In der Westschweiz sind es die Bezirke Jura-Nord Vaudois sowie Monthey; auch diese Gebiete liegen an der Peripherie der beliebten Wohnregionen am Genfersee.

Abflachung innert Jahresfrist
«Wir erwarten, dass in den meisten dieser Bezirke innert einem Jahr eine Änderung eintritt», sagt Didier Sornette, Professor für Entrepreneurial Risks an der ETH Zürich, der die Untersuchung geleitet hat. Zwar haben die rekordtiefen Hypothekarzinsen und Krisen im europäischen Wirtschaftsraum die Nachfrage nach Immobilien erheblich angeregt. Dennoch ist kein böses Ende zu erwarten: «Eine Änderung der Situation hin zu einer Preisstagnation oder einem Soft-Landing ist wahrscheinlicher als ein Crash», sagt Sornette. Zu diesem Schluss kommt der ETH-Forscher durch einen Vergleich der Situation in der Schweiz mit den Daten von Immobilienblasen in anderen Ländern. «Die Art von Immobilienblase, wie wir sie aufgrund der Comparis-Daten jetzt in der Schweiz feststellen, endet üblicherweise in einer Abflachung oder einer Stagnation der Preise», so Sornette.

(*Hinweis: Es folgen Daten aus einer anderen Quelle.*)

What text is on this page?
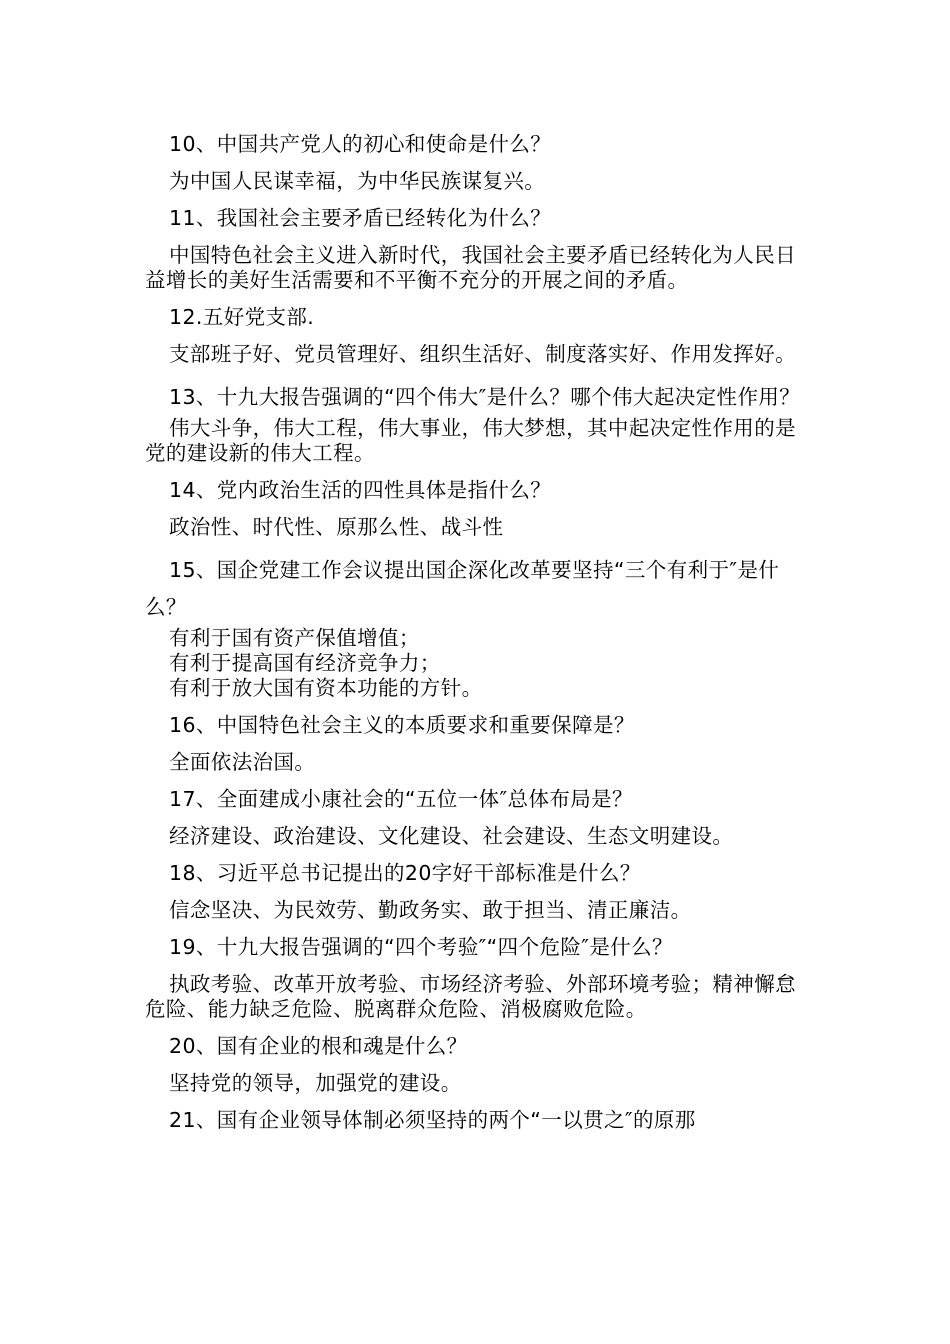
10、中国共产党人的初心和使命是什么？

为中国人民谋幸福，为中华民族谋复兴。

11、我国社会主要矛盾已经转化为什么？

中国特色社会主义进入新时代，我国社会主要矛盾已经转化为人民日益增长的美好生活需要和不平衡不充分的开展之间的矛盾。

12.五好党支部.

支部班子好、党员管理好、组织生活好、制度落实好、作用发挥好。

13、十九大报告强调的“四个伟大″是什么？哪个伟大起决定性作用？

伟大斗争，伟大工程，伟大事业，伟大梦想，其中起决定性作用的是党的建设新的伟大工程。

14、党内政治生活的四性具体是指什么？

政治性、时代性、原那么性、战斗性

15、国企党建工作会议提出国企深化改革要坚持“三个有利于″是什么？

有利于国有资产保值增值；

有利于提高国有经济竞争力；

有利于放大国有资本功能的方针。

16、中国特色社会主义的本质要求和重要保障是？

全面依法治国。

17、全面建成小康社会的“五位一体″总体布局是？

经济建设、政治建设、文化建设、社会建设、生态文明建设。

18、习近平总书记提出的20字好干部标准是什么？

信念坚决、为民效劳、勤政务实、敢于担当、清正廉洁。

19、十九大报告强调的“四个考验″“四个危险″是什么？

执政考验、改革开放考验、市场经济考验、外部环境考验；精神懈怠危险、能力缺乏危险、脱离群众危险、消极腐败危险。

20、国有企业的根和魂是什么？

坚持党的领导，加强党的建设。

21、国有企业领导体制必须坚持的两个“一以贯之″的原那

«Bubble» hat sich bereits in verschiedenen Gebieten aufgelöst
Das bestätigt auch eine genauere Betrachtung des Kantons Zug und der Bezirke Dietikon, Dielsdorf, Affoltern, Bremgarten, March und Lausanne. In diesen Gebieten hat sich eine «Bubble» im Jahr 2012 bereits aufgelöst, ohne dass der Markt zusammengebrochen wäre. Bei dieser Analyse berechneten die ETH-Forscher die Situation aufgrund sämtlicher Inserate bis Ende 2011, um mit ihrem Berechnungsmodell virtuell die Situation im Jahr 2012 vorauszusagen. Diese Resultate wurden den tatsächlichen Daten für das Jahr 2012 gegenübergestellt. Es zeigte sich, dass in diesen sieben Bezirken, in denen das Modell eine Änderung der Situation vorausgesagt hatte, die Preise tatsächlich nicht weiter stiegen bzw. stagnierten oder gar zurückgingen.

Wer kann, sollte warten
Aus diesen Voraussagen und Berechnungen lassen sich Ratschläge für den Immobilienkäufer in den erwähnten kritischen Gebieten ableiten: «Wer noch ein oder zwei Jahre warten kann, sollte dies unbedingt in Erwägung ziehen – in der Hoffnung, von einer leichten Deflation zu profitieren», sagt Felix Schneuwly, Mediensprecher von comparis.ch. Dies gilt jedoch nicht für die übrigen Bezirke, in denen sich die Situation bereits wieder entschärft hat: «Wo die Blase von 2012 bereits wieder Luft verloren hat, könnten sich potentiell gute Kaufgelegenheiten bieten», sagt Schneuwly.

Doch auch wenn übermässige Preissteigerungen zurzeit nicht zu erwarten sind, so sind die Preise dennoch sehr viel höher als noch vor wenigen Jahren. Die Analyse von der ETH Zürich und comparis.ch beruht darauf, wie schnell und wie stark die Preise in die Höhe geklettert sind.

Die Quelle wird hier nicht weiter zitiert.